Ребята что-то кричат мне вслед, но я не слышу, что именно, не останавливаюсь.
Я бегу без оглядки, бегу все быстрее и быстрее…
— Аркашу Михай!
— Здесь.
Можете кричать, сколько вам вздумается, я все равно бегу. Бегу сломя голову, сведенный с ума теми же мыслями, из-за которых свихнулся Албу, а возможно, помешаетесь и вы. Хочу очутиться дома как можно скорее — ведь моя мама готова сделать то же самое, что и мать Албу, и я обязан, должен ее остановить. Все зависит от меня, и я никогда себе не прощу, если вдруг так случится, что…
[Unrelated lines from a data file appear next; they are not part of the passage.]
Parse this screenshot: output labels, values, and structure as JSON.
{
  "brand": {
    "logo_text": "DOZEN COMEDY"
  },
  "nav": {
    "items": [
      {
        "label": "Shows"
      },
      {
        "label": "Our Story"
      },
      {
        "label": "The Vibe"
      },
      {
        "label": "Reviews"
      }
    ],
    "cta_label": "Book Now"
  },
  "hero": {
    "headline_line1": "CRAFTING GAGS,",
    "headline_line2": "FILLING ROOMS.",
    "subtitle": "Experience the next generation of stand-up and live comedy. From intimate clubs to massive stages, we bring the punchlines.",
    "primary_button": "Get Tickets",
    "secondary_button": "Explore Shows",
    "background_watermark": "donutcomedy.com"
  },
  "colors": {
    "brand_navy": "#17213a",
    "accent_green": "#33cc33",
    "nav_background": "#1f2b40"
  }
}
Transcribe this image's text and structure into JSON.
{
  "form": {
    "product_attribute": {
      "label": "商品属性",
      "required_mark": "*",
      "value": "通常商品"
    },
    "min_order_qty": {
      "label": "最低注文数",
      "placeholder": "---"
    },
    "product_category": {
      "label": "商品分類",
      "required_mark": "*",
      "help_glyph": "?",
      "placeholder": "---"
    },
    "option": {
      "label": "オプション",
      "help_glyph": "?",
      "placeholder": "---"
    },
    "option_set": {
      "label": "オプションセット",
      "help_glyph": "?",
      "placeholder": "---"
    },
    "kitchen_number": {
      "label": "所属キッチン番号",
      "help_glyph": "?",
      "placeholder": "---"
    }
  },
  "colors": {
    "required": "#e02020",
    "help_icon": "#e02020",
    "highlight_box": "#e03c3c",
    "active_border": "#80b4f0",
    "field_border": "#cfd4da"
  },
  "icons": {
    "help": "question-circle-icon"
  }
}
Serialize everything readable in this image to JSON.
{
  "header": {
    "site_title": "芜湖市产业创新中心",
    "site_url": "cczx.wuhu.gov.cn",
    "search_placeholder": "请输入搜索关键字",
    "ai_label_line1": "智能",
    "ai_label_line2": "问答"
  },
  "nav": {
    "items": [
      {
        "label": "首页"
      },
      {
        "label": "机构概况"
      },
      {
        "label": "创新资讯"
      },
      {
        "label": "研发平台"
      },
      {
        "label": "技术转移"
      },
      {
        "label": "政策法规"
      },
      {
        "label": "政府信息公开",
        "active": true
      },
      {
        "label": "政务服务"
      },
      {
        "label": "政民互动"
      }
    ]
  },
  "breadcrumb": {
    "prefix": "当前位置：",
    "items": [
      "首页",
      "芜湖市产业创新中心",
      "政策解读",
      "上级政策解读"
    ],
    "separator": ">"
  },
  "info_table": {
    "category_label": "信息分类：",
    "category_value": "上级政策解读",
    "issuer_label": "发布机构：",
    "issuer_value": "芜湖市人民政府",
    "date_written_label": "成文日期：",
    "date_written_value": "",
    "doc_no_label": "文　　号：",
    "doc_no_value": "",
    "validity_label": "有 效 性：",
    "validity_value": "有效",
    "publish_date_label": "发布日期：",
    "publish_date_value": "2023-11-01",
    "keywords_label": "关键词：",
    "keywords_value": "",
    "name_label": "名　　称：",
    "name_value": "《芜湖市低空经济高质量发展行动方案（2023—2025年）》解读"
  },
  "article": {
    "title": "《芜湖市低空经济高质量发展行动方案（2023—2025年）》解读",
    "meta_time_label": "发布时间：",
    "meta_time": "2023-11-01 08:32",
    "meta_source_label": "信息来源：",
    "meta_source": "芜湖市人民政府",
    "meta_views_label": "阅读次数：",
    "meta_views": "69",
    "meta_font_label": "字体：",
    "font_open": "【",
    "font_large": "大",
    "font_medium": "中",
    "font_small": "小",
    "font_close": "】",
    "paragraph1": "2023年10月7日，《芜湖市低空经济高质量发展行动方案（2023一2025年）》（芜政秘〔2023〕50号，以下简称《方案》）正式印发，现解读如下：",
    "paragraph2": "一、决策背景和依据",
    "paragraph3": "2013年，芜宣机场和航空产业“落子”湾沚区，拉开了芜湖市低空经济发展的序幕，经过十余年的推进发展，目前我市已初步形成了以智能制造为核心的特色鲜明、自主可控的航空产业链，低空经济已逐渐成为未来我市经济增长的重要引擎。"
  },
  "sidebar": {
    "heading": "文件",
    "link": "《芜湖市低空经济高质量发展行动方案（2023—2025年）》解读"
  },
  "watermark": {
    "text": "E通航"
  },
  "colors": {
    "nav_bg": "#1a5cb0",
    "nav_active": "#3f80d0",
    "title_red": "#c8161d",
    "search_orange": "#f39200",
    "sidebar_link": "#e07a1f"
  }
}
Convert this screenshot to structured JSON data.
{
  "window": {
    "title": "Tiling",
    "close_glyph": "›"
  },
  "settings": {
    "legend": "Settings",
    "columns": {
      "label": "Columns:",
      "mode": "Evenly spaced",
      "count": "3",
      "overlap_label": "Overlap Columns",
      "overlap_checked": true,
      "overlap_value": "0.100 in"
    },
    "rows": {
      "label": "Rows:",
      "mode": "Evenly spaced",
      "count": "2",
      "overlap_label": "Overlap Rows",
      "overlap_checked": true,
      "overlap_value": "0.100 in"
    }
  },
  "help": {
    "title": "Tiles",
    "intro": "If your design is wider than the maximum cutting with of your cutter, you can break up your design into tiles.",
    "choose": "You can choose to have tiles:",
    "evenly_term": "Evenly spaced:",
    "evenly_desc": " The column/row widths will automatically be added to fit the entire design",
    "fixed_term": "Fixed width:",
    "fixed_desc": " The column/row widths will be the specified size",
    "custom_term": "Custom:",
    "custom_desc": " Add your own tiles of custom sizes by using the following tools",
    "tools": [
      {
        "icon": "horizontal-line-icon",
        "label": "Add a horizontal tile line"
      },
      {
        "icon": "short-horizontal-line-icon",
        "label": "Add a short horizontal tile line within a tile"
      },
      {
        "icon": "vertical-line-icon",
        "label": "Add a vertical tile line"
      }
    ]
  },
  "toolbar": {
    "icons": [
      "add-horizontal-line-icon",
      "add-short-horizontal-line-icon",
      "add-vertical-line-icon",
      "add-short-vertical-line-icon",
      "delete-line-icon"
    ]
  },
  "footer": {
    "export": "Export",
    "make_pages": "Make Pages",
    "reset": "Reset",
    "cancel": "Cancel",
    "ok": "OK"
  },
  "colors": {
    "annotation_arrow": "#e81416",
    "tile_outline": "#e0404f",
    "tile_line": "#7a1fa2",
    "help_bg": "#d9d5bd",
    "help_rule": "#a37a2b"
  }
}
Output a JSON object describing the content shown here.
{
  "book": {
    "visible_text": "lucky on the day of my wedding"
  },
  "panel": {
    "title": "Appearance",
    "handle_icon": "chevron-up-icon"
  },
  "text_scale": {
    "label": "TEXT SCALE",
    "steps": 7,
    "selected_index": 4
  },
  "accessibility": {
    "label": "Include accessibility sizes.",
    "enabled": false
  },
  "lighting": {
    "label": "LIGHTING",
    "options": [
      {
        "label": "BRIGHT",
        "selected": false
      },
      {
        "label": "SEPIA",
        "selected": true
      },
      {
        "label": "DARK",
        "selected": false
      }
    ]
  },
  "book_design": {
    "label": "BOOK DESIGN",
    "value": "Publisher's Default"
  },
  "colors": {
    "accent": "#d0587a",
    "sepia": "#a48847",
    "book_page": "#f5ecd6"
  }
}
Окна распахнуты, и лунный свет свободно льется на нас, на книжные полки, на письменный стол, за которым уже четыре года никто не работает, на большую картину в фиолетовых тонах. Зеркало, что у кровати, отражает картину, и я, рассматривая ее в зеркале, спрашиваю маму:
— Почему ты молчишь, мама?
— А что мне сказать?
— Тебе нравятся эти краски в зеркале?
— По правде говоря, они никогда мне не правились. Посредственная вещь. Но если он…
Папин портрет написала женщина. Я подозреваю, что она была для него больше чем простая знакомая. Иначе мама не ненавидела бы так сильно краски, отражающиеся сейчас в зеркале. Во всяком случае, хоть Мари и не стала великой художницей, она была талантливый человеком. Это папины глаза, в которых не знаешь, когда угасает радость и когда зарождается печаль. Это его живой рот, будто готовый спросить меня: «Как поживаешь, Михай?»